Cette acidification urinaire ne doit pas, toutefois, être excessive : une
acidose chronique, chez un chat adulte, peut entraîner des fuites de potassium.
Enfin, aux extrêmes de la vie, l'acidification des urines est déconseillée :
chez le chaton, la croissance peut être ralentie et une déminéralisation osseuse
peut survenir. Chez le chat de plus de 10 ans, le type de calcul rencontré est
différent et on recherche alors une alcalinisation des urines.
Les calculs d'oxalate
étaient auparavant très rares, mais leur incidence est en forte augmentation en
raison des mesures préventives citées plus haut. On les rencontre généralement
chez des chats plus âgés. Les mâles entiers et castrés sont plus souvent
affectés, de même que certaines races telles que le Burmese, l'Himalayan et le
Persan. Ces calculs se développent en urine alcaline, en présence de fortes
quantités d'oxalate et de calcium. Certaines pratiques nutritionnelles
favorisent l'apparition de ces calculs : ration riche en sodium, en vitamine D,
en lactose, pauvre en fibres et en phosphore, entraînant une meilleure
absorption intestinale du calcium. L'aliment idéal ne devra pas acidifier les
urines, il sera riche en magnésium et pauvre en calcium.
L'urolithiase à
oxalates
Concilier les inconciliables :
On comprend que les
recommandations nutritionnelles pour la prévention de la formation des calculs
de struvite et d'oxalate sont exactement inverses. Il convient donc de trouver
un compromis : ne pas administrer d'agents acidifiants si l'aliment est déjà,
lui-même, acidifiant, rechercher une acidification modérée des urines avec un pH
de l'ordre de 6,5, un pH plus faible étant recherché pour la dissolution des
calculs de struvite (ce qui implique de faire analyser les calculs avant de
décider du traitement nutritionnel). Enfin, on évitera les aliments acidifiants
chez les animaux très jeunes ou très âgés.
Influence du mode d'alimentation
En dehors de la composition même de
la ration, le mode d'alimentation a également son importance. La concentration
de l'urine favorise la précipitation des calculs quelle que soit leur nature. Il
convient dès lors de rechercher une dilution maximale des urines qui permettra
des mictions plus fréquentes. Pour cela, le chat aura à sa disposition en
permanence une eau fraîche et fréquemment renouvelée.
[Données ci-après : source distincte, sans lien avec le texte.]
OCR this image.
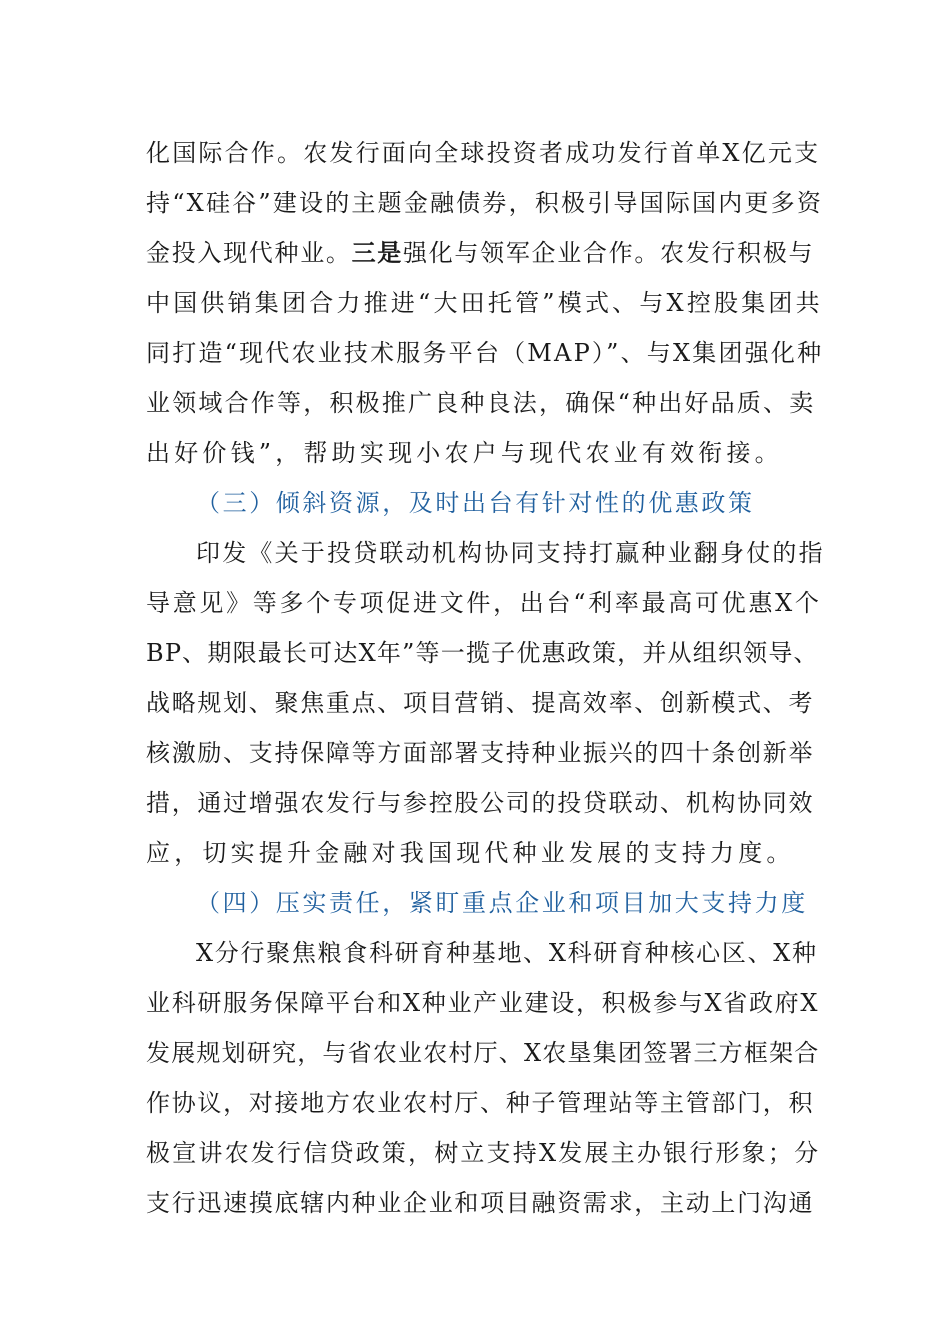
化国际合作。农发行面向全球投资者成功发行首单X亿元支
持“X硅谷”建设的主题金融债券，积极引导国际国内更多资
金投入现代种业。三是强化与领军企业合作。农发行积极与
中国供销集团合力推进“大田托管”模式、与X控股集团共
同打造“现代农业技术服务平台（MAP）”、与X集团强化种
业领域合作等，积极推广良种良法，确保“种出好品质、卖
出好价钱”，帮助实现小农户与现代农业有效衔接。
（三）倾斜资源，及时出台有针对性的优惠政策
印发《关于投贷联动机构协同支持打赢种业翻身仗的指
导意见》等多个专项促进文件，出台“利率最高可优惠X个
BP、期限最长可达X年”等一揽子优惠政策，并从组织领导、
战略规划、聚焦重点、项目营销、提高效率、创新模式、考
核激励、支持保障等方面部署支持种业振兴的四十条创新举
措，通过增强农发行与参控股公司的投贷联动、机构协同效
应，切实提升金融对我国现代种业发展的支持力度。
（四）压实责任，紧盯重点企业和项目加大支持力度
X分行聚焦粮食科研育种基地、X科研育种核心区、X种
业科研服务保障平台和X种业产业建设，积极参与X省政府X
发展规划研究，与省农业农村厅、X农垦集团签署三方框架合
作协议，对接地方农业农村厅、种子管理站等主管部门，积
极宣讲农发行信贷政策，树立支持X发展主办银行形象；分
支行迅速摸底辖内种业企业和项目融资需求，主动上门沟通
La qualité intrinsèque de
l'aliment est aussi importante : si l'aliment est très digestible, riche en
énergie, on minimisera les pertes d'eau par voie fécale.
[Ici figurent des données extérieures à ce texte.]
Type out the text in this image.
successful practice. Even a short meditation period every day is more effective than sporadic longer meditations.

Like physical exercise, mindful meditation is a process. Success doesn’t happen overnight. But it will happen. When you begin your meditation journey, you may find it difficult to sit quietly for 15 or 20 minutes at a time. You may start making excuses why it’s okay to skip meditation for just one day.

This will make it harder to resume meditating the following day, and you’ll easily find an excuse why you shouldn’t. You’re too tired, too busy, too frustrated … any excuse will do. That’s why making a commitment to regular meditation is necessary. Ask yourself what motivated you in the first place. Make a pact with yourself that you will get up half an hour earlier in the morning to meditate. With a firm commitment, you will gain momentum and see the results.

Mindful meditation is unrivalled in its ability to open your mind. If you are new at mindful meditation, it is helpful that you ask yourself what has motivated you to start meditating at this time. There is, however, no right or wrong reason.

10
Il est établi par ailleurs que, lors
de la digestion, la sécrétion stomacale acide a pour conséquence une
alcalinisation de l'urine, l'effet étant d'autant plus net que la prise
alimentaire est importante.
Pour cela, on conseille d'administrer
de fréquents petits repas. La consommation en libre-service d'aliments secs
(dans la limite de la ration journalière prescrite), conduit le chat à
s'abreuver de même, ce qui favorise alors le maintien d'un taux d'acidité
urinaire plus stable. En dernier lieu, lors de périodes très chaudes, il est
recommandé de laisser au chat l'accès à un endroit frais car le pH urinaire
s'élève nettement lors de conditions climatiques extrêmes.